Para
iniciarmos o artigo, convém a reflexão sobre a ética em geral, ou a ética no
sentido filosófico. Ela não é a mesma coisa que a moral. A moral é o sentimento que temos em relação
ao que nos afeta. Na verdade, temos opiniões valorativas sobre tudo. O peso aqui é dado à expressão opinião. Ou
seja, o senso comum parece abranger sob o aspecto do certo e do errado, do bem
e do mal, toda a realidade que nos cerca.
Neste nível, apoiamos nossas concepções nas nossas experiências culturais, e nas nossas experiências de prazer e desprazer ao percebermos os
acontecimentos diários. A moral,
portanto, não pretende, sequer necessita, de um fundamento racional.
Vários
casos de crimes televisionados provocam comoção popular. Pessoas gritam por
justiça, justiceiros pululam desejando a punição imediata dos “culpados”. Nada
é processual, tudo é imediato, à flor da pele.

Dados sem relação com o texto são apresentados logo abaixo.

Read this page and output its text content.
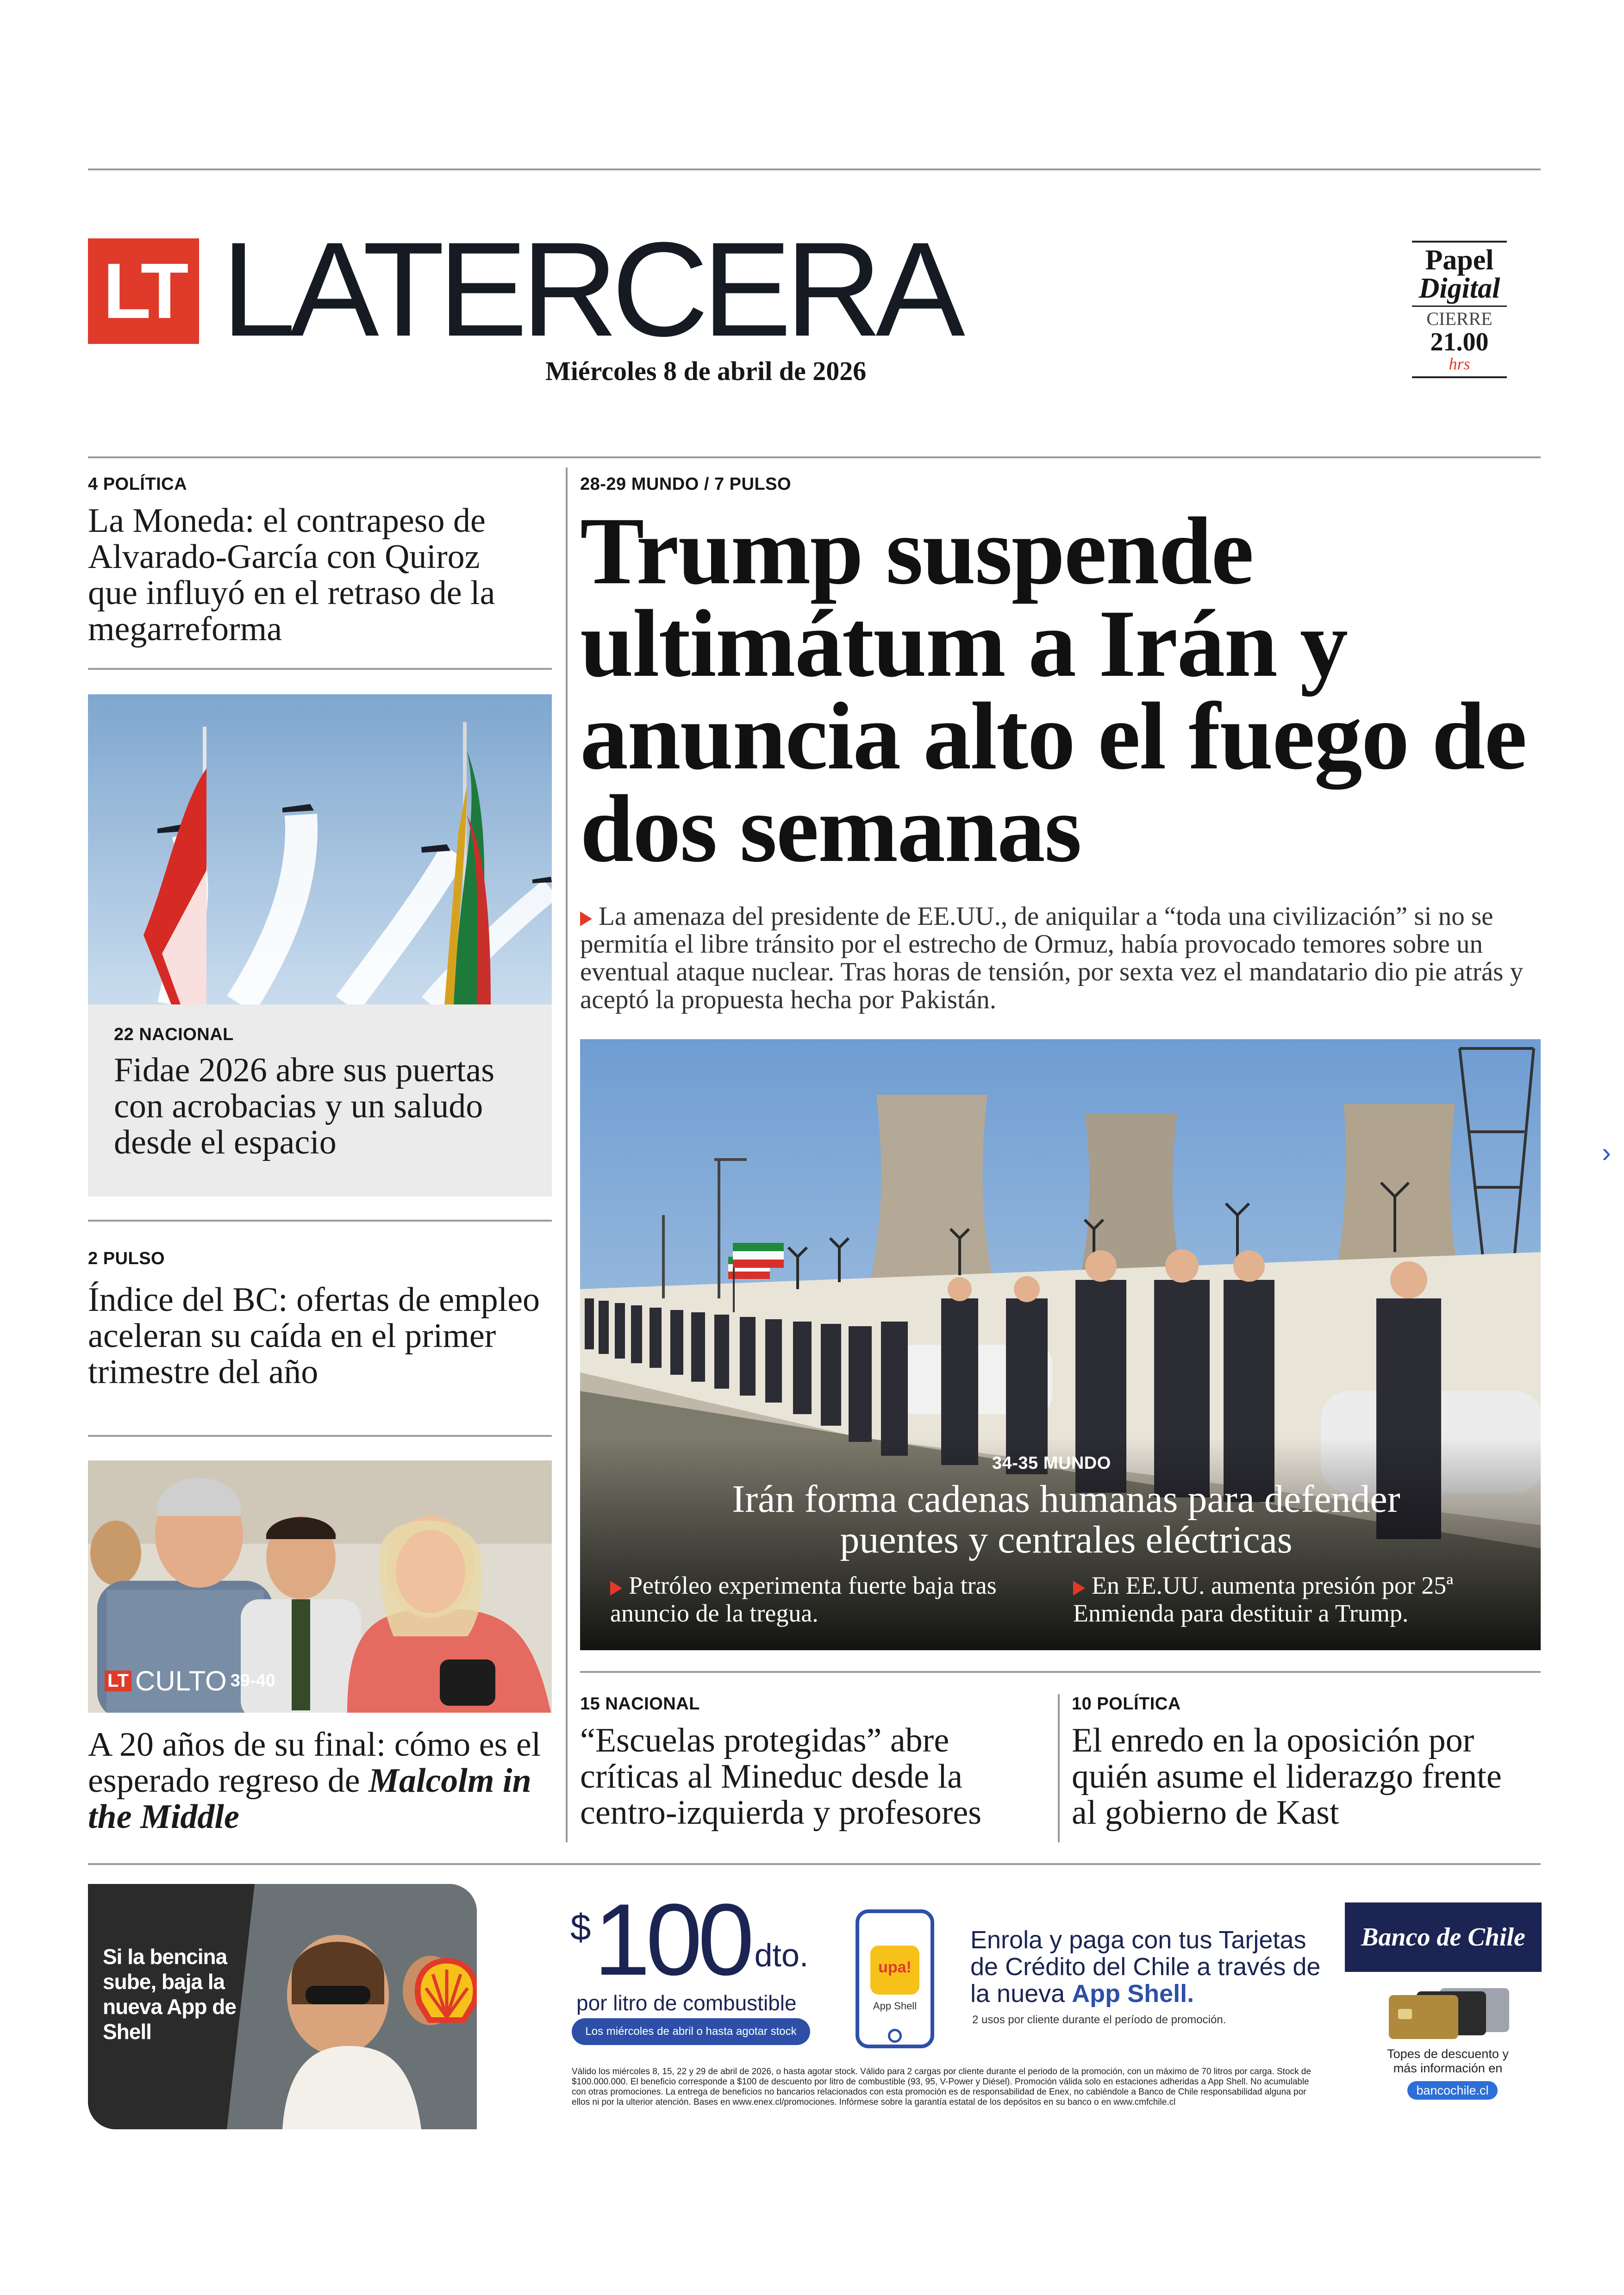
LT LATERCERA
Miércoles 8 de abril de 2026
Papel
Digital
CIERRE
21.00
hrs
4 POLÍTICA
La Moneda: el contrapeso de Alvarado-García con Quiroz que influyó en el retraso de la megarreforma
22 NACIONAL
Fidae 2026 abre sus puertas con acrobacias y un saludo desde el espacio
2 PULSO
Índice del BC: ofertas de empleo aceleran su caída en el primer trimestre del año
LT CULTO 39-40
A 20 años de su final: cómo es el esperado regreso de Malcolm in the Middle
28-29 MUNDO / 7 PULSO
Trump suspende ultimátum a Irán y anuncia alto el fuego de dos semanas
La amenaza del presidente de EE.UU., de aniquilar a “toda una civilización” si no se permitía el libre tránsito por el estrecho de Ormuz, había provocado temores sobre un eventual ataque nuclear. Tras horas de tensión, por sexta vez el mandatario dio pie atrás y aceptó la propuesta hecha por Pakistán.
34-35 MUNDO
Irán forma cadenas humanas para defender puentes y centrales eléctricas
Petróleo experimenta fuerte baja tras anuncio de la tregua.
En EE.UU. aumenta presión por 25ª Enmienda para destituir a Trump.
15 NACIONAL
“Escuelas protegidas” abre críticas al Mineduc desde la centro-izquierda y profesores
10 POLÍTICA
El enredo en la oposición por quién asume el liderazgo frente al gobierno de Kast
Si la bencina sube, baja la nueva App de Shell
$ 100 dto.
por litro de combustible
Los miércoles de abril o hasta agotar stock
upa!
App Shell
Enrola y paga con tus Tarjetas de Crédito del Chile a través de la nueva App Shell.
2 usos por cliente durante el período de promoción.
Válido los miércoles 8, 15, 22 y 29 de abril de 2026, o hasta agotar stock. Válido para 2 cargas por cliente durante el periodo de la promoción, con un máximo de 70 litros por carga. Stock de $100.000.000. El beneficio corresponde a $100 de descuento por litro de combustible (93, 95, V-Power y Diésel). Promoción válida solo en estaciones adheridas a App Shell. No acumulable con otras promociones. La entrega de beneficios no bancarios relacionados con esta promoción es de responsabilidad de Enex, no cabiéndole a Banco de Chile responsabilidad alguna por ellos ni por la ulterior atención. Bases en www.enex.cl/promociones. Infórmese sobre la garantía estatal de los depósitos en su banco o en www.cmfchile.cl
Banco de Chile
Topes de descuento y más información en
bancochile.cl
›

Os jornalistas comentam identificando a pessoa “imoral” com o veredito de culpada. Os
que estão em locais de “má reputação” são imediatamente suspeitos, e os defensores
dos suspeitos são qualificados como “dos direitos humanos”. Estes últimos são percebidos
como defensores dos bandidos, dos maus e da ralé.
Entretanto,
basta um pouco de reflexão para percebermos que as conclusões a que o senso
comum chega, não têm fundamentos lógicos (são falaciosos), não respeitam a
sequencia causa-efeito, muito menos seguem a linearidade mínima para a reflexão
plausível. A moral do senso comum salta argumentos, escolhe a faceta que acredita, evita o que
não concorda. Faz escolhas específicas de acordo com suas crenças, e então
fulmina qualquer esperança de imparcialidade ao dar seu veredito opinativo/definitivo.
Numa
mesa em frente a uma taça de café num domingo, argumentando entre amigos, não há problemas em julgar moralmente (pois não há consequências no plano fático). É uma pratica culturalmente
aceita e é milenar. Até por que, usarmos a razão sempre seria cansativo demais. Provavelmente algo impossível. Termos opinião
e sermos livres para expressa-la não é algo ruim. O problema está quando o fazemos
em momentos em que podemos ser tomados a sério, podendo provocar consequências negativas para
alguém.
Não é possível levarmos uma vida normal sem que estejamos alicerçados em
valores e convenções irrefletidas, embasadas na vivência cultural, nos liames
afetivos de uma comunidade. A identificação rápida do bem e do mal sob o ponto
de vista do senso comum, nos garante uma vida previsível e similar às demais
vidas que nos cercam. Daí vem certa
segurança e harmonia que nos permitem viver em sociedade.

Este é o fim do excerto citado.